Structure of transformation in Azure Monitor - Azure Monitor (2024)
Top Articles
Term Note - SIU Credit Union
Dow tumbles 570 points to wrap worst month since September 2022 as bond yields rise: Live updates
What Are Romance Scams and How to Avoid Them
Kansas City Kansas Public Schools Educational Audiology Externship in Kansas City, KS for KCK public Schools
Valley Fair Tickets Costco
1movierulzhd.fun Reviews | scam, legit or safe check | Scamadviser
Bustle Daily Horoscope
Ncaaf Reference
Planets Visible Tonight Virginia
Skylar Vox Bra Size
454 Cu In Liters
Valentina Gonzalez Leak
Walthampatch
RBT Exam: What to Expect
Used Drum Kits Ebay
House Of Budz Michigan
Aldi Sign In Careers
Cambridge Assessor Database
Watch The Lovely Bones Online Free 123Movies
Music Go Round Music Store
Governor Brown Signs Legislation Supporting California Legislative Women's Caucus Priorities
Dewalt vs Milwaukee: Comparing Top Power Tool Brands - EXTOL
The Listings Project New York
Lines Ac And Rs Can Best Be Described As
Ltg Speech Copy Paste
Smartfind Express Login Broward
Cfv Mychart
My Reading Manga Gay
Elanco Rebates.com 2022
Cavanaugh Photography Coupon Code
La Qua Brothers Funeral Home
Fastpitch Softball Pitching Tips for Beginners Part 1 | STACK
Egg Crutch Glove Envelope
Sf Bay Area Craigslist Com
How to Use Craigslist (with Pictures) - wikiHow
123Moviestvme
Workboy Kennel
LEGO Star Wars: Rebuild the Galaxy Review - Latest Animated Special Brings Loads of Fun With An Emotional Twist
Maybe Meant To Be Chapter 43
Aliciabibs
Craigslist Gigs Wichita Ks
Labyrinth enchantment | PoE Wiki
Fifty Shades Of Gray 123Movies
Andrew Lee Torres
Linkbuilding uitbesteden
Best Conjuration Spell In Skyrim
Arcanis Secret Santa
Rétrospective 2023 : une année culturelle de renaissances et de mutations
Ark Silica Pearls Gfi
Att Corporate Store Location
Latest Posts
Article information

Author: Pres.
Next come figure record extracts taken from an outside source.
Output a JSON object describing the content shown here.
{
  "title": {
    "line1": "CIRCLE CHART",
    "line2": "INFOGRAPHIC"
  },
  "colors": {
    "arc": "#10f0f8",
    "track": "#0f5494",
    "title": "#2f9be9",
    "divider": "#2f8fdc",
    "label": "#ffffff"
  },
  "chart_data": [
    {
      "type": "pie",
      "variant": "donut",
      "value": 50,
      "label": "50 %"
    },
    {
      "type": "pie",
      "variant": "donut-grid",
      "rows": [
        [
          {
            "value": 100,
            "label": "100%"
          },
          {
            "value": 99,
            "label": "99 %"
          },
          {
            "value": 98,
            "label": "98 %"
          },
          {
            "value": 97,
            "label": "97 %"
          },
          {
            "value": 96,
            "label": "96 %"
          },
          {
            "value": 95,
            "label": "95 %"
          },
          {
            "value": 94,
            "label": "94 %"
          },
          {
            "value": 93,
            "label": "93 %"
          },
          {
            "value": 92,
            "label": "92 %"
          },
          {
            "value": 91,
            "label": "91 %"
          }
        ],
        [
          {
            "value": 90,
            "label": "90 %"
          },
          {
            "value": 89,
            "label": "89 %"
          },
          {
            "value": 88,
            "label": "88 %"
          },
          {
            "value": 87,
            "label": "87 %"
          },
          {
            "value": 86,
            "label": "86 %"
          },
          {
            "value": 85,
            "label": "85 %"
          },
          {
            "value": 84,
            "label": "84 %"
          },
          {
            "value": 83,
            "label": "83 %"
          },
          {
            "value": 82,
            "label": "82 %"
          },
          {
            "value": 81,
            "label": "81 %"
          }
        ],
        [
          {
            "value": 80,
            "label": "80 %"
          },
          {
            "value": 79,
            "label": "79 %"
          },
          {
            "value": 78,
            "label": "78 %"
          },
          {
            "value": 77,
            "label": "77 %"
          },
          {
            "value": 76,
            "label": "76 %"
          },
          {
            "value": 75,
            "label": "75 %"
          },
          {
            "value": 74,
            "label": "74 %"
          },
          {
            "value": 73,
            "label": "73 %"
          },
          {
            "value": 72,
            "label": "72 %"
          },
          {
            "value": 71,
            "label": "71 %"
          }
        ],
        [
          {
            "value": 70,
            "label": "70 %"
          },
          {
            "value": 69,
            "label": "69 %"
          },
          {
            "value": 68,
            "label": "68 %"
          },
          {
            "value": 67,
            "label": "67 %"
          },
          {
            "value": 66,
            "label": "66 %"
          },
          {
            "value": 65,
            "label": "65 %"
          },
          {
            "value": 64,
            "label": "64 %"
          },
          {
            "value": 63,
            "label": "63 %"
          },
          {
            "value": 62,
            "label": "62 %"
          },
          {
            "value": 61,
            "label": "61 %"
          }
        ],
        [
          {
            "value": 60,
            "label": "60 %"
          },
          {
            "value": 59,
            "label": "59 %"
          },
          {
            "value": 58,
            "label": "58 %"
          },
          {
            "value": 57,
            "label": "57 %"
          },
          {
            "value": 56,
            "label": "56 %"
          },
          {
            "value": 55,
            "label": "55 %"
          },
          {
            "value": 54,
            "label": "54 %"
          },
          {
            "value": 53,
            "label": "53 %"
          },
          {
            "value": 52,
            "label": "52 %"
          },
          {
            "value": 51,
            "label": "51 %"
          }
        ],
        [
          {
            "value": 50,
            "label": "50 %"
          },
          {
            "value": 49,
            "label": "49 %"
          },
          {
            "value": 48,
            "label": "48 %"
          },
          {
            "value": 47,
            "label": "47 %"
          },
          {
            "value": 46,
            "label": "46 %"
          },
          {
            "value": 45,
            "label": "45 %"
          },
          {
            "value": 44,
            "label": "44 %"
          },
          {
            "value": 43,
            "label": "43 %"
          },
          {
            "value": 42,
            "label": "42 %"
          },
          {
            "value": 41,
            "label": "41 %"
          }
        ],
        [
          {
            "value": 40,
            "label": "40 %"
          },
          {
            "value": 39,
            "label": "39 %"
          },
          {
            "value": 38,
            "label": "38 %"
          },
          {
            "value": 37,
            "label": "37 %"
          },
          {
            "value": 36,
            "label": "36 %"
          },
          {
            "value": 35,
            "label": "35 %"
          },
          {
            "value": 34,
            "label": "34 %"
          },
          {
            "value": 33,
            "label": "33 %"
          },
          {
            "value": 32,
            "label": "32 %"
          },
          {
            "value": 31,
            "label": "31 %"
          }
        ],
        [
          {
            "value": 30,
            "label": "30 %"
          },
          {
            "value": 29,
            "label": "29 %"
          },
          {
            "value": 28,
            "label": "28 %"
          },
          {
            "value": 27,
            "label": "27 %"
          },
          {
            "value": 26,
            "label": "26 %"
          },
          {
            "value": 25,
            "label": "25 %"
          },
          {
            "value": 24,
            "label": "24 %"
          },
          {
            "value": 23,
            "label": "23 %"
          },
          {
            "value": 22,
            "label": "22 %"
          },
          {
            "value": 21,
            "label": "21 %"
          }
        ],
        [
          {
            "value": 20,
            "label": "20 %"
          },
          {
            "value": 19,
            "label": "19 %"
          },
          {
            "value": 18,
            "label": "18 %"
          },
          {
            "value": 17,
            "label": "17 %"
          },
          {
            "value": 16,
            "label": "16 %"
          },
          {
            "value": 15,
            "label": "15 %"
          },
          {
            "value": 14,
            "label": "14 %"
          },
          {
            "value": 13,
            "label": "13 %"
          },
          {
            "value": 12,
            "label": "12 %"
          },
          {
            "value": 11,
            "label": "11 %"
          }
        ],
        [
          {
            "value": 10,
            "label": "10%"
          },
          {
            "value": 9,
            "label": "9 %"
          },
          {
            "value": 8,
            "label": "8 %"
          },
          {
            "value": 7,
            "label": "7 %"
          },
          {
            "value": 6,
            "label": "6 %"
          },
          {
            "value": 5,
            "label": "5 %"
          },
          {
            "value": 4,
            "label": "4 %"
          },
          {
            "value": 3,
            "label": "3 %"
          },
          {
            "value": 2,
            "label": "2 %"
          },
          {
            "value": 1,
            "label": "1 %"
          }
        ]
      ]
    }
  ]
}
Lawanda Wiegand

Last Updated:

Views: 5961

Rating: 4 / 5 (51 voted)

Reviews: 90% of readers found this page helpful

Author information

Name: Pres. Lawanda Wiegand

Birthday: 1993-01-10

Address: Suite 391 6963 Ullrich Shore, Bellefort, WI 01350-7893

Phone: +6806610432415

Job: Dynamic Manufacturing Assistant

Hobby: amateur radio, Taekwondo, Wood carving, Parkour, Skateboarding, Running, Rafting

Introduction: My name is Pres. Lawanda Wiegand, I am a inquisitive, helpful, glamorous, cheerful, open, clever, innocent person who loves writing and wants to share my knowledge and understanding with you.